The good, the bad, and the appropriately under-powered

Many quantitative studies are good — they employ appropriate methodology, have properly specified, empirically valid hypotheses registered before data collection, then collect sufficient data transparently and appropriately. Others fail at one or more of these hurdles. But a third category also exists; the appropriately under-powered. Despite doing everything else right, many properly posed questions cannot be answered with the potentially available data.

Two examples will illustrate this point. It is difficult to ensure the safety and efficacy of treatments for sufficiently rare diseases in the typical manner, because the total number of cases can be insufficient for a properly powered clinical trial. Similarly, it is difficult to answer a variety of well-posed, empirical questions in political science, because the number of countries to be used as samples is limited.

What are the options for dealing with this phenomenon? (Excepting the old unacceptable standby of p-hacking, multiple comparisons, etc. and hope the journal publishes the study anyways.) I think there are three main ones, none of which are particularly satisfactory

  1. Don’t try to answer these questions empirically, use other approaches.
    If data cannot resolve the problem to the customary “standard” of p<0.05, then use qualitative approaches or theory driven methods instead.
  2. Estimate the effect and show that it is statistically non-significant.
    This will presumably be interpreted as the effect having a small or insignificant practical effect, despite the fact that that isn’t how p-values work.
  3. Do a Bayesian analysis with comparisons of different prior beliefs to show how the posterior changes.
    This will not alter the fact that there is too little data to convincingly show an answer, and is difficult to explain.

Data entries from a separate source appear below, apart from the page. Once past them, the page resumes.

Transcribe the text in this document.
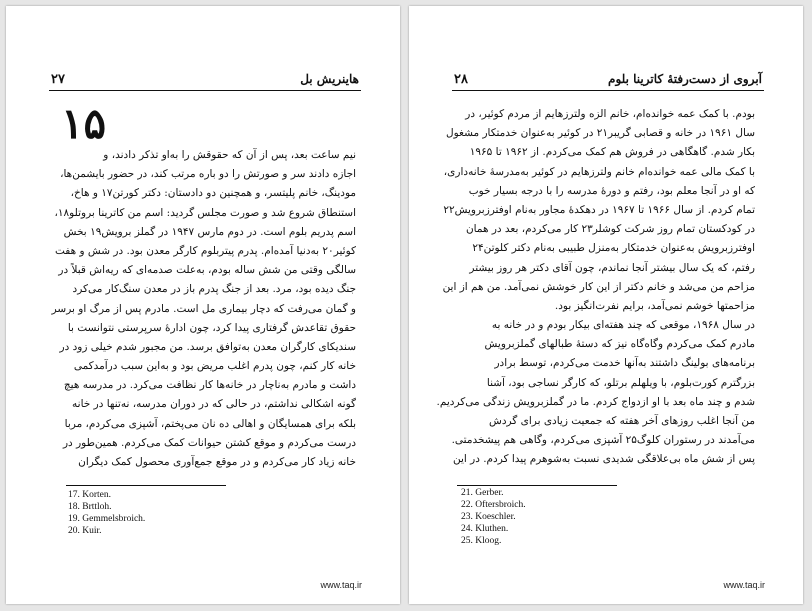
۲۷	هاینریش بل
۱۵
نیم ساعت بعد، پس از آن که حقوقش را به‌او تذکر دادند، و
اجازه دادند سر و صورتش را دو باره مرتب کند، در حضور بایشمن‌ها،
مودینگ، خانم پلیتسر، و همچنین دو دادستان: دکتر کورتن۱۷ و هاخ،
استنطاق شروع شد و صورت مجلس گردید: اسم من کاترینا بروتلو۱۸،
اسم پدریم بلوم است. در دوم مارس ۱۹۴۷ در گملز برویش۱۹ بخش
کوئیر۲۰ به‌دنیا آمده‌ام. پدرم پیتربلوم کارگر معدن بود. در شش و هفت
سالگی وقتی من شش ساله بودم، به‌علت صدمه‌ای که ریه‌اش قبلاً در
جنگ دیده بود، مرد. بعد از جنگ پدرم باز در معدن سنگ‌کار می‌کرد
و گمان می‌رفت که دچار بیماری مل است. مادرم پس از مرگ او برسر
حقوق تقاعدش گرفتاری پیدا کرد، چون ادارهٔ سرپرستی نتوانست با
سندیکای کارگران معدن به‌توافق برسد. من مجبور شدم خیلی زود در
خانه کار کنم، چون پدرم اغلب مریض بود و به‌این سبب درآمدکمی
داشت و مادرم به‌ناچار در خانه‌ها کار نظافت می‌کرد. در مدرسه هیچ
گونه اشکالی نداشتم، در حالی که در دوران مدرسه، نه‌تنها در خانه
بلکه برای همسایگان و اهالی ده نان می‌پختم، آشپزی می‌کردم، مربا
درست می‌کردم و موقع کشتن حیوانات کمک می‌کردم. همین‌طور در
خانه زیاد کار می‌کردم و در موقع جمع‌آوری محصول کمک دیگران
17. Korten.
18. Brttloh.
19. Gemmelsbroich.
20. Kuir.
www.taq.ir
۲۸	آبروی از دست‌رفتهٔ کاترینا بلوم
بودم. با کمک عمه خوانده‌ام، خانم الزه ولترزهایم از مردم کوئیر، در
سال ۱۹۶۱ در خانه و قصابی گریبر۲۱ در کوئیر به‌عنوان خدمتکار مشغول
بکار شدم. گاهگاهی در فروش هم کمک می‌کردم. از ۱۹۶۲ تا ۱۹۶۵
با کمک مالی عمه خوانده‌ام خانم ولترزهایم در کوئیر به‌مدرسهٔ خانه‌داری،
که او در آنجا معلم بود، رفتم و دورهٔ مدرسه را با درجه بسیار خوب
تمام کردم. از سال ۱۹۶۶ تا ۱۹۶۷ در دهکدهٔ مجاور به‌نام اوفترزبرویش۲۲
در کودکستان تمام روز شرکت کوشلر۲۳ کار می‌کردم، بعد در همان
اوفترزبرویش به‌عنوان خدمتکار به‌منزل طبیبی به‌نام دکتر کلوتن۲۴
رفتم، که یک سال بیشتر آنجا نماندم، چون آقای دکتر هر روز بیشتر
مزاحم من می‌شد و خانم دکتر از این کار خوشش نمی‌آمد. من هم از این
مزاحمتها خوشم نمی‌آمد، برایم نفرت‌انگیز بود.
در سال ۱۹۶۸، موقعی که چند هفته‌ای بیکار بودم و در خانه به
مادرم کمک می‌کردم وگاه‌گاه نیز که دستهٔ طبالهای گملزبرویش
برنامه‌های بولینگ داشتند به‌آنها خدمت می‌کردم، توسط برادر
بزرگترم کورت‌بلوم، با ویلهلم برتلو، که کارگر نساجی بود، آشنا
شدم و چند ماه بعد با او ازدواج کردم. ما در گملزبرویش زندگی می‌کردیم.
من آنجا اغلب روزهای آخر هفته که جمعیت زیادی برای گردش
می‌آمدند در رستوران کلوگ۲۵ آشپزی می‌کردم، وگاهی هم پیشخدمتی.
پس از شش ماه بی‌علاقگی شدیدی نسبت به‌شوهرم پیدا کردم. در این
21. Gerber.
22. Oftersbroich.
23. Koeschler.
24. Kluthen.
25. Kloog.
www.taq.ir
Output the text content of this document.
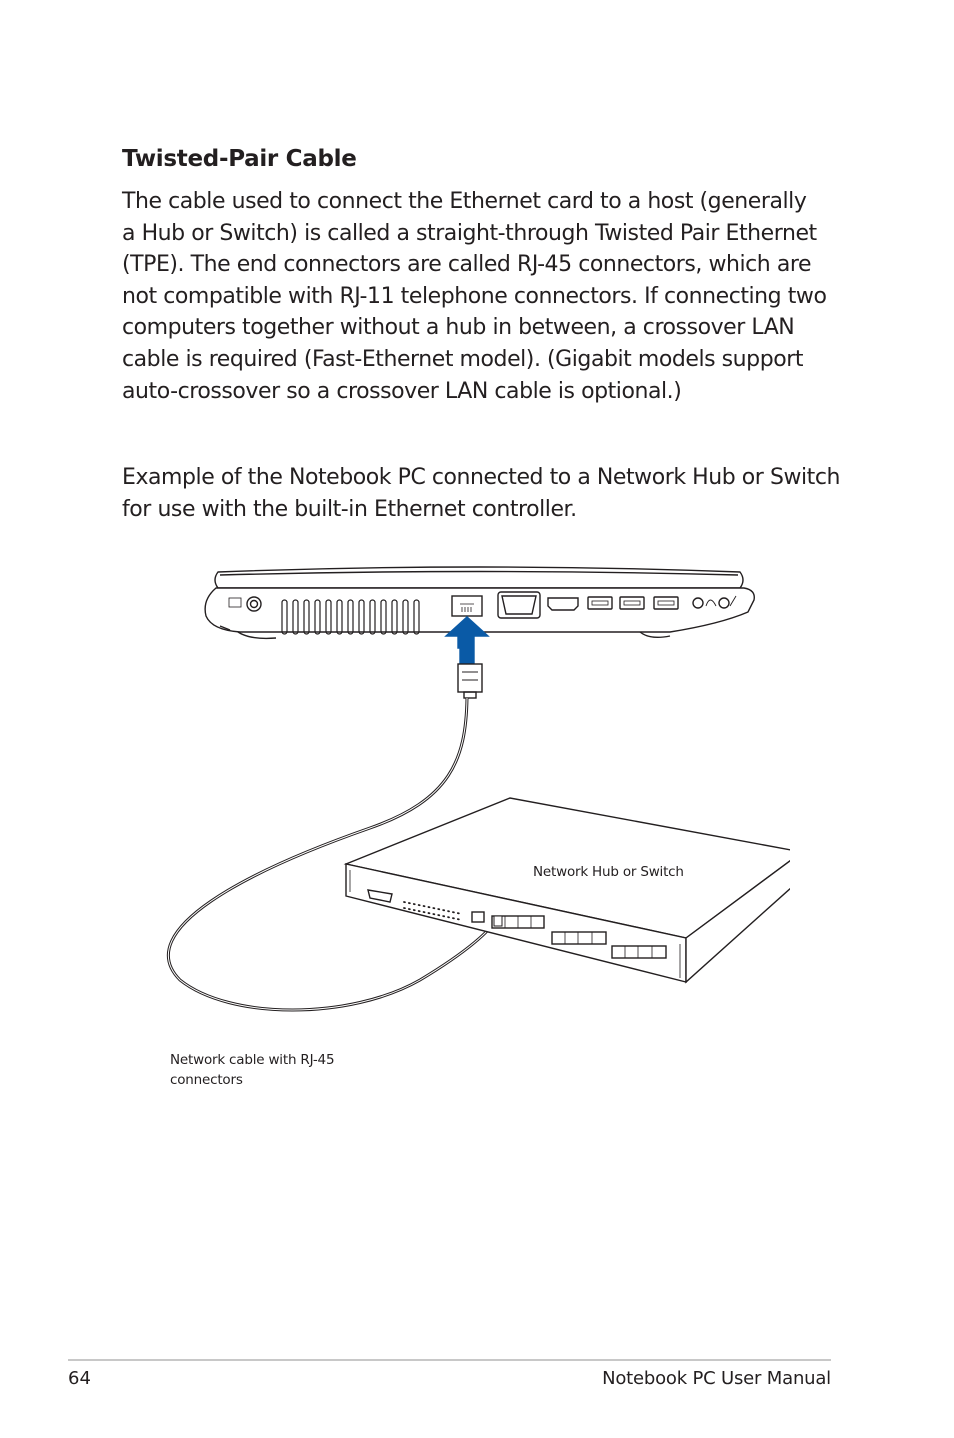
Twisted-Pair Cable
The cable used to connect the Ethernet card to a host (generally
a Hub or Switch) is called a straight-through Twisted Pair Ethernet
(TPE). The end connectors are called RJ-45 connectors, which are
not compatible with RJ-11 telephone connectors. If connecting two
computers together without a hub in between, a crossover LAN
cable is required (Fast-Ethernet model). (Gigabit models support
auto-crossover so a crossover LAN cable is optional.)
Example of the Notebook PC connected to a Network Hub or Switch
for use with the built-in Ethernet controller.
Network Hub or Switch
Network cable with RJ-45
connectors
64	Notebook PC User Manual
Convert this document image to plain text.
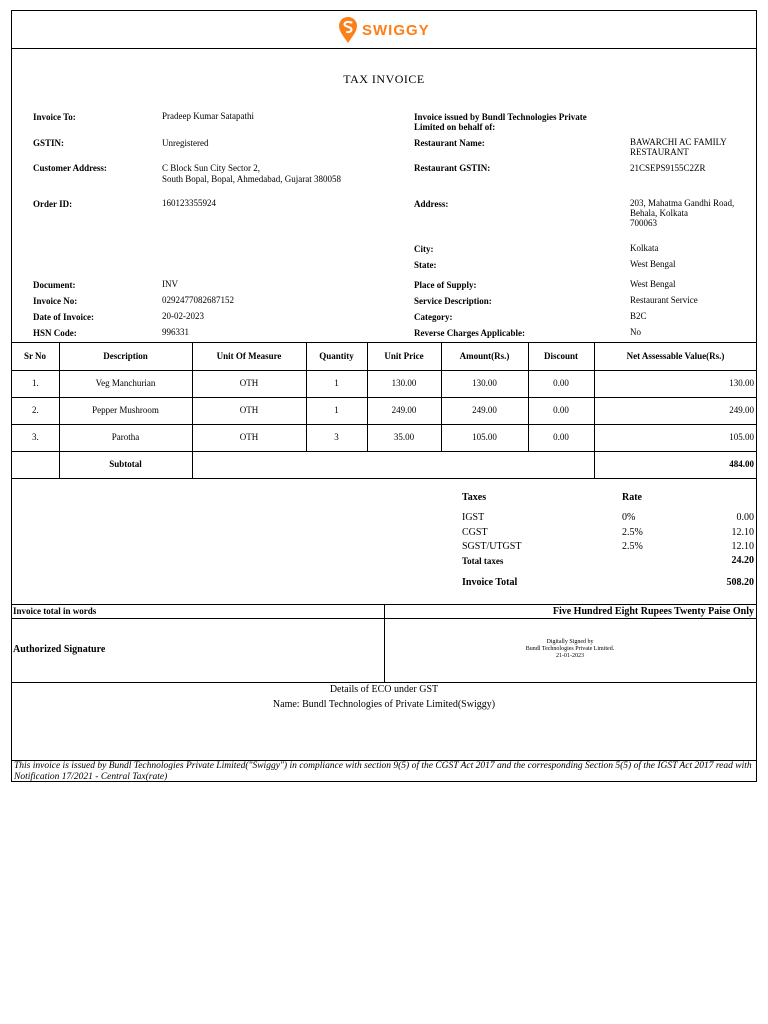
SWIGGY
TAX INVOICE
Invoice To:	Pradeep Kumar Satapathi
GSTIN:	Unregistered
Customer Address:	C Block Sun City Sector 2,
South Bopal, Bopal, Ahmedabad, Gujarat 380058
Order ID:	160123355924
Document:	INV
Invoice No:	0292477082687152
Date of Invoice:	20-02-2023
HSN Code:	996331
Invoice issued by Bundl Technologies Private
Limited on behalf of:
Restaurant Name:	BAWARCHI AC FAMILY
RESTAURANT
Restaurant GSTIN:	21CSEPS9155C2ZR
Address:	203, Mahatma Gandhi Road,
Behala, Kolkata
700063
City:	Kolkata
State:	West Bengal
Place of Supply:	West Bengal
Service Description:	Restaurant Service
Category:	B2C
Reverse Charges Applicable:	No
Sr No	Description	Unit Of Measure	Quantity	Unit Price	Amount(Rs.)	Discount	Net Assessable Value(Rs.)
1.	Veg Manchurian	OTH	1	130.00	130.00	0.00	130.00
2.	Pepper Mushroom	OTH	1	249.00	249.00	0.00	249.00
3.	Parotha	OTH	3	35.00	105.00	0.00	105.00
Subtotal	484.00
Taxes	Rate
IGST	0%	0.00
CGST	2.5%	12.10
SGST/UTGST	2.5%	12.10
Total taxes	24.20
Invoice Total	508.20
Invoice total in words	Five Hundred Eight Rupees Twenty Paise Only
Authorized Signature
Digitally Signed by
Bundl Technologies Private Limited.
21-01-2023
Details of ECO under GST
Name: Bundl Technologies of Private Limited(Swiggy)
This invoice is issued by Bundl Technologies Private Limited("Swiggy") in compliance with section 9(5) of the CGST Act 2017 and the corresponding Section 5(5) of the IGST Act 2017 read with Notification 17/2021 - Central Tax(rate)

Properly uncertain prior beliefs will show that the answer is still uncertain after accounting for the new data, but will perhaps shift the estimated posterior slightly to the right, and narrow the distribution.

At the end of the day, we are left with the unsatisfying conclusion that some questions are not well suited to this approach, and when being honest we should not claim that the scientific or empirical evidence should shift people’s opinions much. That’s OK.

Unless, perhaps, someone out there has clearer answers for me?